I liken it to the idea of boxes in the storage unit.
You have all these things that you’ve kept that you don’t even like, and that aren’t meaningful in your everyday life, but you simply can’t part with them.
People shouldn’t be treated like objects. We shouldn’t hold them in fear of the fact that we might lose them, and that means we are without lots of “friends”.
And you shouldn’t hold onto friends because you don’t want to end up like me.
Sometimes I want to jump in and save the friendship hoarders. Though I don’t want them to do the same thing as what I’m doing, I do want them to acknowledge their toxic friendships.
I want to pull them away from people who make their lives harder.
I want to show them that they can have a better life if they are careful about who is close to them.
And whilst not all friendships they’re holding onto are bad ones, maybe I could offer them a way of lightening their social load.

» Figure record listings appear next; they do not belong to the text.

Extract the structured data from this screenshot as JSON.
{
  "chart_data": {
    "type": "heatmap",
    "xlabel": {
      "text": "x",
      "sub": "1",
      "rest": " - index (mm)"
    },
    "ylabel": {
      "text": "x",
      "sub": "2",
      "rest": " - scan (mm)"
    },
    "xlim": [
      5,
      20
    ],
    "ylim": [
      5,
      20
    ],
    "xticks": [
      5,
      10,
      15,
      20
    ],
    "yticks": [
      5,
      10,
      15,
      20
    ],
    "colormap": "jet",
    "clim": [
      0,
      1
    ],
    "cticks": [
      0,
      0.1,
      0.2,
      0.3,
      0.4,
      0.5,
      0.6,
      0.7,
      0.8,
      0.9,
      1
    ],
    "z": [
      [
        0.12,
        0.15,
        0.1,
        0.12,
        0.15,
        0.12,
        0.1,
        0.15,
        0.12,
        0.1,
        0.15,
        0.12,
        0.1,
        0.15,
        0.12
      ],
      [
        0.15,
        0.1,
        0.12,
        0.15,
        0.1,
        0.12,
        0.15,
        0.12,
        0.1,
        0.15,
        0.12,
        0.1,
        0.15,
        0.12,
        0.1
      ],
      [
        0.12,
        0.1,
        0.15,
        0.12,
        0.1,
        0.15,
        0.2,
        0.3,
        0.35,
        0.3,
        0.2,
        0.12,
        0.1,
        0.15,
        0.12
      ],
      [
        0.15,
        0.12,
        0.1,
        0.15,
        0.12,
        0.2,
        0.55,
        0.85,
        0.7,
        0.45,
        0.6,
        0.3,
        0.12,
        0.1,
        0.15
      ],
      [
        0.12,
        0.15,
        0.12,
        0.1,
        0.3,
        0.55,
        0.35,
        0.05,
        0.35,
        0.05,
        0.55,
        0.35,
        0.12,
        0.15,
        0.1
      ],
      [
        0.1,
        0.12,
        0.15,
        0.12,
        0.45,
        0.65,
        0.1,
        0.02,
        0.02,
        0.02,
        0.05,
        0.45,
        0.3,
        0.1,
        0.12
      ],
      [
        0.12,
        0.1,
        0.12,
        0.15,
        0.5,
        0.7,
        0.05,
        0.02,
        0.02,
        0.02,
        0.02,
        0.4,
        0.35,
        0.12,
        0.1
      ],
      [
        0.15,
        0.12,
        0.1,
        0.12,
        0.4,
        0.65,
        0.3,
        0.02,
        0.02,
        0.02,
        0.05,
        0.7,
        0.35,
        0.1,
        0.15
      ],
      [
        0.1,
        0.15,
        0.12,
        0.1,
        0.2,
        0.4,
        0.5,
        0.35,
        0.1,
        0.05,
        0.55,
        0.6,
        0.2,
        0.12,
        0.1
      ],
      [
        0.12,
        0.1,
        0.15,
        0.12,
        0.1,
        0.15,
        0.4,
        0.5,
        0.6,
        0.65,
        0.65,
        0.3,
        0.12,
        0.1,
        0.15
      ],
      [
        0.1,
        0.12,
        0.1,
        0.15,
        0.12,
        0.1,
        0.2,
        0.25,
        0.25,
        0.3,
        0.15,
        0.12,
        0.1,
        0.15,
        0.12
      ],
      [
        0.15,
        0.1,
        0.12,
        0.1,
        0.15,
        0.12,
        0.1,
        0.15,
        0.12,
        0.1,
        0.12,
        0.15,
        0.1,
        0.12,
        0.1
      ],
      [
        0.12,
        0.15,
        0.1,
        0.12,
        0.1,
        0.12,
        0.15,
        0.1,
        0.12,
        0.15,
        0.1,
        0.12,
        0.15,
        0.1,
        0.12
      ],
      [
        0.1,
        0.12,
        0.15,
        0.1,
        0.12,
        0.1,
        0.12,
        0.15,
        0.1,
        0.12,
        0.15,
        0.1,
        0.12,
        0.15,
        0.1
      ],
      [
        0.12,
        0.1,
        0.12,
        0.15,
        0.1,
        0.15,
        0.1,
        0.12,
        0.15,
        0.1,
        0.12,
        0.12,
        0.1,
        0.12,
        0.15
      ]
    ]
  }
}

Give them more time for things they want to do rather than maintaining friendships that they only kind of care about.
But in these matters, I can’t force people to think about their life like this. They have to go through the trauma themselves.
I don’t want to be alone
Having a small social circle has one very obvious downside. I’m lonely a lot of the time.
Exacerbated by the way I work from home, I don’t have colleagues to bounce ideas off, or even a boss to verbally tango with now and again. It takes its toll on me.
When I’m sitting at my desk alone, I feel like a loser. I feel like some tragic mid-thirties woman who isn’t living her life with people around her.
And as the days go by between messages or calls from friends, I get that confirmation bias. I’m lonely. And people don’t care about me as much as I need them to.
I don’t think being adverse to loneliness is something that I should feel ashamed of saying. I also don’t think it’s a bad reason to keep friends in your life.
This type of loneliness is incredibly crippling. It’s one of those loneliness that doesn’t make sense to a lot of people.
I’m married and I chose a life of working on my own, and I also chose to walk away from a lot of friendships.
To many people, it looks like I deserve loneliness. It looks like I’ve set up my life for loneliness.
Whilst I agree with that perception, I don’t think people deserve to be lonely, because they choose certain career paths, or because they choose to remove toxic people from their lives.
I can always make more friends
Here’s what’s going to help me sleep at night. I don’t have to be happy with my situation.
I don’t have to love that I seem like an unpopular person who is lonely and tragic. I also don’t have to be happy with the loneliness I feel.
Yet, friendships are meant to come and go. Whilst the romantics of the world will claim that friendships are forever, they’re not. They are like every other relationship.
We can break up.
We can get back together.
They can hurt us.
They can sustain us.
I take solace in knowing that I can make more friends. I take solace in the fact that I’m only in my mid-thirties, and I have so much more life to live.
And as much as some of my decisions seem permanent, they are not.